Foi assim que a viu. Ali, do seu lado, o vento forte da manhã assanhando verdejantes cabeleiras ao longo da estrada estreita. Ela ao seu lado. O cheiro dela ao seu lado. O vento sacudia-lhe os negrilongos cabelos e havia neles um estranho perfume. Sentia fome dela. Coqueiros à beira mar e pequenas pousadas freqüentadas por casais discretos em sua talvez clandestinidade. Turistas gordos, balofos, com cara de gringo, disparando suas câmeras, capturando, quem sabe, o único instante mágico de suas vidas. Ele pensava, vendo-a quieta, calada, distante, mesmo estando ali do seu lado que, a princípio, percebeu alguma coisa de diferente, de intangível na mulher que já tinha sido dele. Uma parede invisível que o dia foi erguendo com a argamassa da solidão a dois. Um muro que o separava dela, o impedia de falar-lhe com a intimidade de antes, de tocá-la no calor da noite cheio de um desejo maciço e permanente. Nem se sabe quando o fim de tudo começa, por que? Como foi?
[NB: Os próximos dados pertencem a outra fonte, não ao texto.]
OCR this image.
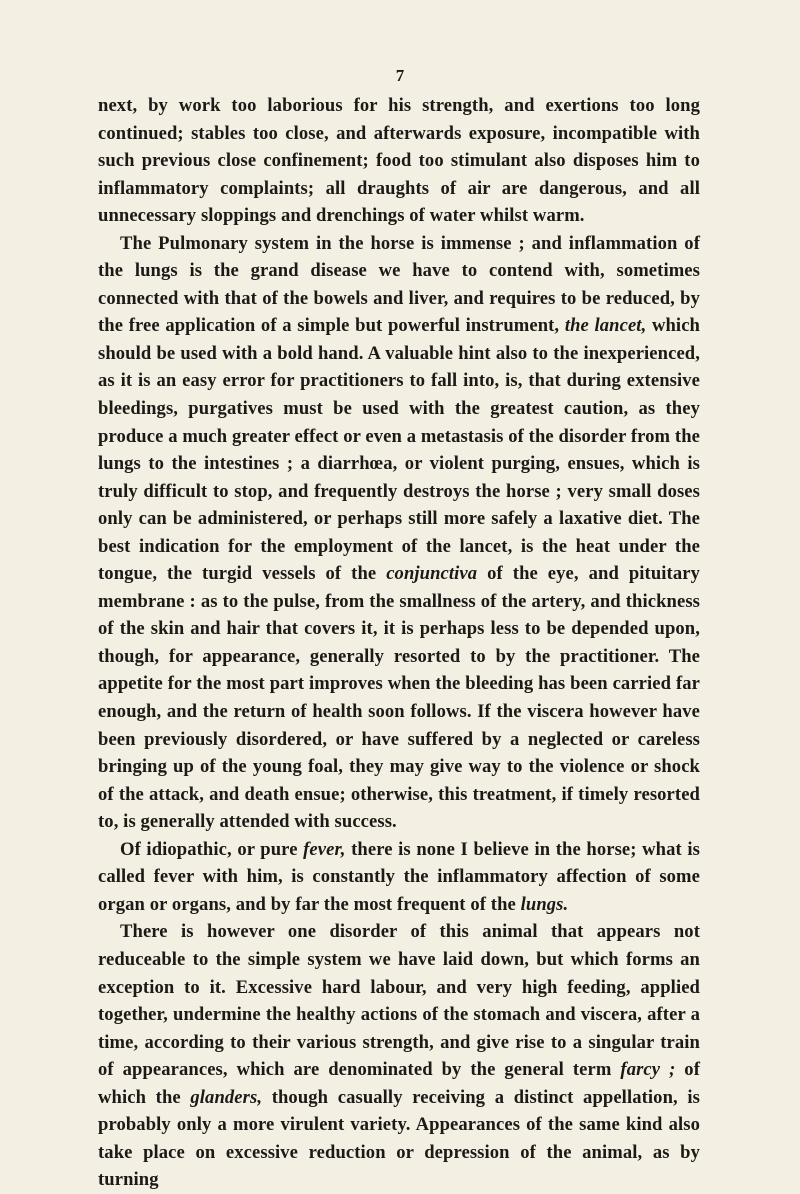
7

next, by work too laborious for his strength, and exertions too long continued; stables too close, and afterwards exposure, incompatible with such previous close confinement; food too stimulant also disposes him to inflammatory complaints; all draughts of air are dangerous, and all unnecessary sloppings and drenchings of water whilst warm.

The Pulmonary system in the horse is immense ; and inflammation of the lungs is the grand disease we have to contend with, sometimes connected with that of the bowels and liver, and requires to be reduced, by the free application of a simple but powerful instrument, the lancet, which should be used with a bold hand. A valuable hint also to the inexperienced, as it is an easy error for practitioners to fall into, is, that during extensive bleedings, purgatives must be used with the greatest caution, as they produce a much greater effect or even a metastasis of the disorder from the lungs to the intestines ; a diarrhœa, or violent purging, ensues, which is truly difficult to stop, and frequently destroys the horse ; very small doses only can be administered, or perhaps still more safely a laxative diet. The best indication for the employment of the lancet, is the heat under the tongue, the turgid vessels of the conjunctiva of the eye, and pituitary membrane : as to the pulse, from the smallness of the artery, and thickness of the skin and hair that covers it, it is perhaps less to be depended upon, though, for appearance, generally resorted to by the practitioner. The appetite for the most part improves when the bleeding has been carried far enough, and the return of health soon follows. If the viscera however have been previously disordered, or have suffered by a neglected or careless bringing up of the young foal, they may give way to the violence or shock of the attack, and death ensue; otherwise, this treatment, if timely resorted to, is generally attended with success.

Of idiopathic, or pure fever, there is none I believe in the horse; what is called fever with him, is constantly the inflammatory affection of some organ or organs, and by far the most frequent of the lungs.

There is however one disorder of this animal that appears not reduceable to the simple system we have laid down, but which forms an exception to it. Excessive hard labour, and very high feeding, applied together, undermine the healthy actions of the stomach and viscera, after a time, according to their various strength, and give rise to a singular train of appearances, which are denominated by the general term farcy ; of which the glanders, though casually receiving a distinct appellation, is probably only a more virulent variety. Appearances of the same kind also take place on excessive reduction or depression of the animal, as by turning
Ainda tinha fome dela, que agora mudou-se para o banco traseiro, as pernas bronzeadas saltando fora da bermuda apertada, lendo um romance de Gabriel Garcia Márquez. Um livro que ironicamente fala da eternidade do amor. Quando uma mulher deixa de amar um homem, ele pensava, a primeira diferença que o sujeito percebe é no beijo. Ela beija com os lábios entrefechados, os dentes vedando a intimidade da boca. Da última vez em que se amaram, ele recorda dolorosamente, foi de pé como inimigos. Também desapareceu aquela onda de eletricidade quando, por acaso, o corpo dele roçava no dela na confusão noturna dos lençóis. Ele não mais procurava o corpo daquela mulher que já não o amava, que também não mais ama, embora inda a deseje. Entanto, custava a reconhecer aquela fêmea que se mexia irritada no leito, incomodada pelo toque dele e que se encolhia diante de sua proximidade física, fechando-se como uma ostra.
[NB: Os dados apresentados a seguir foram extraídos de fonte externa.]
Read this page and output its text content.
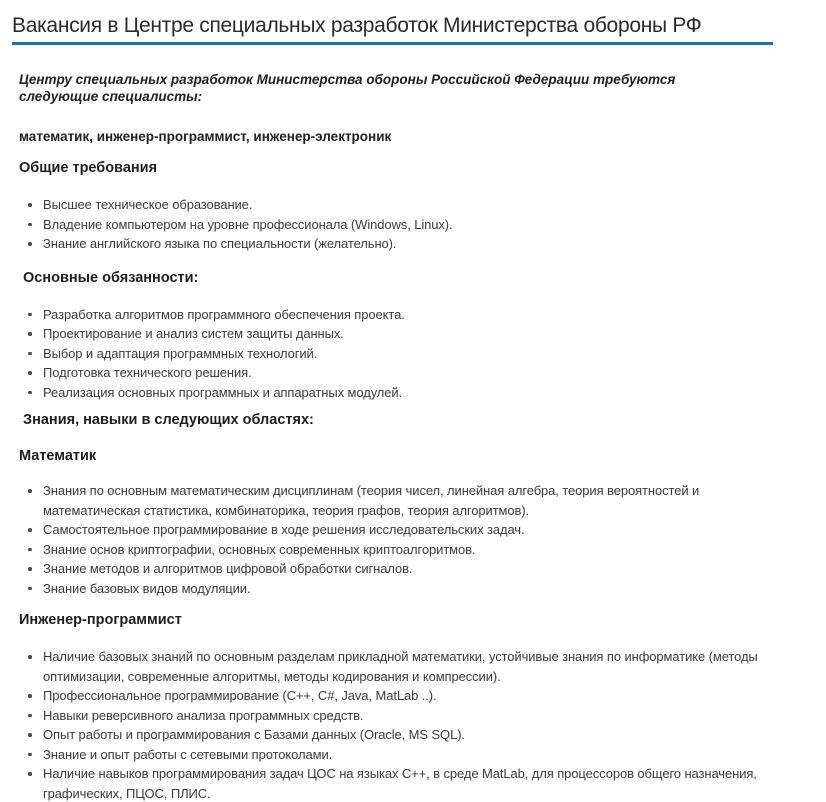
Вакансия в Центре специальных разработок Министерства обороны РФ

Центру специальных разработок Министерства обороны Российской Федерации требуются следующие специалисты:

математик, инженер-программист, инженер-электроник

Общие требования
Высшее техническое образование.
Владение компьютером на уровне профессионала (Windows, Linux).
Знание английского языка по специальности (желательно).
Основные обязанности:
Разработка алгоритмов программного обеспечения проекта.
Проектирование и анализ систем защиты данных.
Выбор и адаптация программных технологий.
Подготовка технического решения.
Реализация основных программных и аппаратных модулей.
Знания, навыки в следующих областях:
Математик
Знания по основным математическим дисциплинам (теория чисел, линейная алгебра, теория вероятностей и математическая статистика, комбинаторика, теория графов, теория алгоритмов).
Самостоятельное программирование в ходе решения исследовательских задач.
Знание основ криптографии, основных современных криптоалгоритмов.
Знание методов и алгоритмов цифровой обработки сигналов.
Знание базовых видов модуляции.
Инженер-программист
Наличие базовых знаний по основным разделам прикладной математики, устойчивые знания по информатике (методы оптимизации, современные алгоритмы, методы кодирования и компрессии).
Профессиональное программирование (C++, C#, Java, MatLab ..).
Навыки реверсивного анализа программных средств.
Опыт работы и программирования с Базами данных (Oracle, MS SQL).
Знание и опыт работы с сетевыми протоколами.
Наличие навыков программирования задач ЦОС на языках C++, в среде MatLab, для процессоров общего назначения, графических, ПЦОС, ПЛИС.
O homem observa a mulher pelo espelho retrovisor. Ela, nem te ligo, deitada no banco de trás. Que cheiro bom o dela. Uma cruciante tortura deitar todas as noites ao lado de uma mulher para quem seu corpo não passa de um peixe morto e cujo desejo já não acende o desejo dela. Baixa um certo ar de desespero dentro da atmosfera densa do quarto de casal, um ódio morno começa a pulsar no coração do homem inquieto. Que sensação esquisita essa de não mais amar e permanecer desejando essa mulher tão intensamente. Parece coisa de doença, de mandinga. Abjeta rotina de trancar-se no banheiro no meio da madrugada e aliviar-se feito um adolescente. Depois, ir até a sala, ligar a tevê, beber um uísque, acender mais um cigarro. Agora, no carro, janelas abertas, o cheiro dela se confunde com o odor salgado da maresia. Começa a odiar Gabriel Garcia Márquez, esse simpático rufião colombiano por quem ela anda apaixonada ultimamente. Ele sente que odeia tudo que o separa desta mulher agora e sempre.
Ela é uma mulher que desperta ferozmente a sensualidade dele, o sátiro embuçado, oculto por dentro dele, o instinto primitivo do predador cujo destino é caçar sua presa, caçar sua presa. Os dois agora são seres estranhos um ao outro, íntimos inimigos. As mulheres não costumam ser piedosas em seu desamor. Vão despachando o sujeito como quem arranca um esparadrapo de uma ferida purulenta. Tijolo após tijolo, eles dois foram erguendo seus guetos separados nas angustiantes, tensas noites de silêncio. A presença dela é um incômodo. A presença dele um purgante. Daí, ficam brincando de casinha enquanto mentem descaradamente um pro outro adiando o inadiável. Ele pensa na moça bonita que viu numa barraca da Praia do Futuro. A mulher que ele não mais ama continua imersa na leitura. Ele sabe que nenhum dos dois terá coragem de dar o primeiro tiro nesse duelo inacabável. Eu a odeio, falou com a voz do pensamento. Continuou dirigindo o carro com uma doida vontade de fazer uma inútil besteira fatal.